Marseille – Tragedi penikaman terhadap penumpang kereta api, kembali terjadi di Stasiun Utama Kota Marseille. Seorang pria yang terindikasi berasal dari kelompok Islamic State of Iraq and Syria (ISIS), menikam sampai mati dua orang wanita pada Minggu (1/10/2017). Kedua korban, berusia 17 dan 20 tahun, tewas dengan luka tusuk di leher dan di perut.
Polisi menyebutkan aksi itu besar kemungkinan adalah aksi terorisme. Sebanyak 200 polisi telah menutup tempat kejadian dan semua jalan ditutup. Seorang saksi mata mengatakan melihat seorang pria mencabut pisau dan
kemudian menikam seorang perempuan muda, kemudian menikam seorang lagi sambil berteriak, “Allahu Akbar”.
Seperti dikutip dari ‘reuters’. saksi mata perempuan ini kemudian melihat tentara bagian dari Operasi Sentinelle yang sedang berpatroli di daerah itu, kemudian tiba di lokasi stasiun Gare Saint-Charles. Mereka menembak mati si pelaku. “Kalau tentara tidak di sana, kemungkinan akan lebih banyak yang mati,” kata Samia Ghali, seorang anggota legislatif di Marseille, Senin (2/10/2017).
Polisi Marseille sendiri seperti menemui jalan buntu karena tidak menemukan identitas pada diri si pelaku. Dua sumber kepolisian Marseille mengatakan, penyerang menggunakan pisau pemotong daging, berusia sekitar 30 tahunan, dan berpenampilan seorang orang Afrika utara. Tapi tidak ditemukan identitas apapun pada pelaku.
Kelompok ISIS mengaku bertanggung jawab terhadap penikaman dua perempuan di stasiun kereta di Marseille, Prancis.

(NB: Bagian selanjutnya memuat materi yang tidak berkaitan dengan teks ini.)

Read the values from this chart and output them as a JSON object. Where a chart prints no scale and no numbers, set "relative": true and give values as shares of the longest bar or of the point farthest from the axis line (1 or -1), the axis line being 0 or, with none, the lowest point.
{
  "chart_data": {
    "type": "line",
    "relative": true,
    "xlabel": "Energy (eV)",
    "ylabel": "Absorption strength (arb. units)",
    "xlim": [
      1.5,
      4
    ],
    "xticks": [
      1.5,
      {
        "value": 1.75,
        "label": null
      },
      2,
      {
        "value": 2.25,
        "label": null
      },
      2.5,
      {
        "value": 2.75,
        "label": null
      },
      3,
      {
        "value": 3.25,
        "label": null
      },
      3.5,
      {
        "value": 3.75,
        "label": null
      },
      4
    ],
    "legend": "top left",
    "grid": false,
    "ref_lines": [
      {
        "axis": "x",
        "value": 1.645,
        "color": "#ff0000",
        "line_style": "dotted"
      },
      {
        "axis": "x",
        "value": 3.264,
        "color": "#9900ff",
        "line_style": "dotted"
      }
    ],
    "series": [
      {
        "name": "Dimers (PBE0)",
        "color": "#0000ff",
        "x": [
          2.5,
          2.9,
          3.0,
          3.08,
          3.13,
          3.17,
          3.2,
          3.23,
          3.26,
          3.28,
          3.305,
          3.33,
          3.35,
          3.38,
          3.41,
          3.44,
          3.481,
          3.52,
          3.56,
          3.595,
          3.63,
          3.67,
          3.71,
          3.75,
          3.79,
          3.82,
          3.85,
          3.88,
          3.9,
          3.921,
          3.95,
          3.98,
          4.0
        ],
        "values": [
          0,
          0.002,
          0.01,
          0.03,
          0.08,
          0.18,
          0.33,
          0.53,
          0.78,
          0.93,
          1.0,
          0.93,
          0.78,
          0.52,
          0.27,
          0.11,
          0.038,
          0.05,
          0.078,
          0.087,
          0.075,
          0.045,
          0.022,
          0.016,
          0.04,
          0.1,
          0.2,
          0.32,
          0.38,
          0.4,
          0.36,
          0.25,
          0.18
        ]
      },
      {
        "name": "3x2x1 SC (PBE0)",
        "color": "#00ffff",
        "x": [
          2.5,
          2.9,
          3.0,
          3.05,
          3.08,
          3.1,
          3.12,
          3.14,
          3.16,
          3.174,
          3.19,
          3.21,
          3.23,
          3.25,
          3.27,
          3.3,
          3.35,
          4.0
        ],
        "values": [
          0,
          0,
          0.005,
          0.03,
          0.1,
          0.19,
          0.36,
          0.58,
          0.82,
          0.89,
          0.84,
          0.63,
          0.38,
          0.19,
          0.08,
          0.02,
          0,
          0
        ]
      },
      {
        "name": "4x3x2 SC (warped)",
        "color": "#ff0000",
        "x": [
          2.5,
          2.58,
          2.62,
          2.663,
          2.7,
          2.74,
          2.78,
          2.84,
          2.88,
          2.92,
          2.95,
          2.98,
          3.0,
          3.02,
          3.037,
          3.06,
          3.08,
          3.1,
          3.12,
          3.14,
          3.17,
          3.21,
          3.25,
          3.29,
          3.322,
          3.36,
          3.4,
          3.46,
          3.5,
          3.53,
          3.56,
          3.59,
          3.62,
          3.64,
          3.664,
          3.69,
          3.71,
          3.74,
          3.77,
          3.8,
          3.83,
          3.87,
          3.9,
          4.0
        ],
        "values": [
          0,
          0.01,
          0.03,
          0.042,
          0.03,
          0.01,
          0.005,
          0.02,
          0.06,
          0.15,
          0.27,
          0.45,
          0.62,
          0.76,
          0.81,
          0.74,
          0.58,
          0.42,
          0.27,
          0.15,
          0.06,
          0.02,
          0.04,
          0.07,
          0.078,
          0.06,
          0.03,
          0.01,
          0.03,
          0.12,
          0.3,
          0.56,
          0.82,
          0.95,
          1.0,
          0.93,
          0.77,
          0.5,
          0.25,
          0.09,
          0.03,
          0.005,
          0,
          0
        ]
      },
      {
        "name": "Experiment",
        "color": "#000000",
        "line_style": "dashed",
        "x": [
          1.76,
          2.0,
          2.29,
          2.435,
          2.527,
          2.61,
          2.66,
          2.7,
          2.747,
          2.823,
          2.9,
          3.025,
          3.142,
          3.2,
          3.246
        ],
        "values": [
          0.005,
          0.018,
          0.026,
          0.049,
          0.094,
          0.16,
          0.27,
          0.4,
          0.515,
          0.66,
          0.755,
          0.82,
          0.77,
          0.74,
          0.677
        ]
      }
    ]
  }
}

Seperti dikutip kelompok monitoring SITE dari Amaq, kantor berita propaganda ISIS, mereka mengatakan, eksekutor penikaman di Marseille adalah dari tentara ISIS.
Terkait kejadian tersebut, Menteri Dalam Negeri Prancis, Gerard Collomb mengatakan, lusinan saksi mata telah ditanyai oleh polisi. “Tindakan ini sebetulnya termasuk tindakan terorisme, tapi saat ini kami belum bisa mengkonfirmasi itu,” katanya seperti dilansir AFP .
Serangan ini terjadi hanya beberapa hari setelah ISIS merilis rekaman sosok yang diduga pemimpin mereka, Abu Bakr al-Baghdadi, yang menyerukan pengikutnya menyerang musuh-musuhnya di Barat. Prancis menghadapi sejumlah serangan teror cukup besar sejak 2015, termasuk penyerangan ke kantor majalah Charlie Hebdo pada Januari 2015, disusul serangan ke bar dan concert hall Bataclan, sepuluh bulan kemudian.
Di Nice pada Juli 2016, 86 orang tewas ketika teroris menabrakkan truk ke kerumunan orang yang sedang menikmati pertunjukan kembang api pada perayaan Bastille Day. Beberapa kali juga terjadi serangan-serangan kecil kepada petugas polisi, tentara, atau pejabat publik. Meski kadang-kadang dilakukan oleh orang yang mengalami gangguan jiwa juga.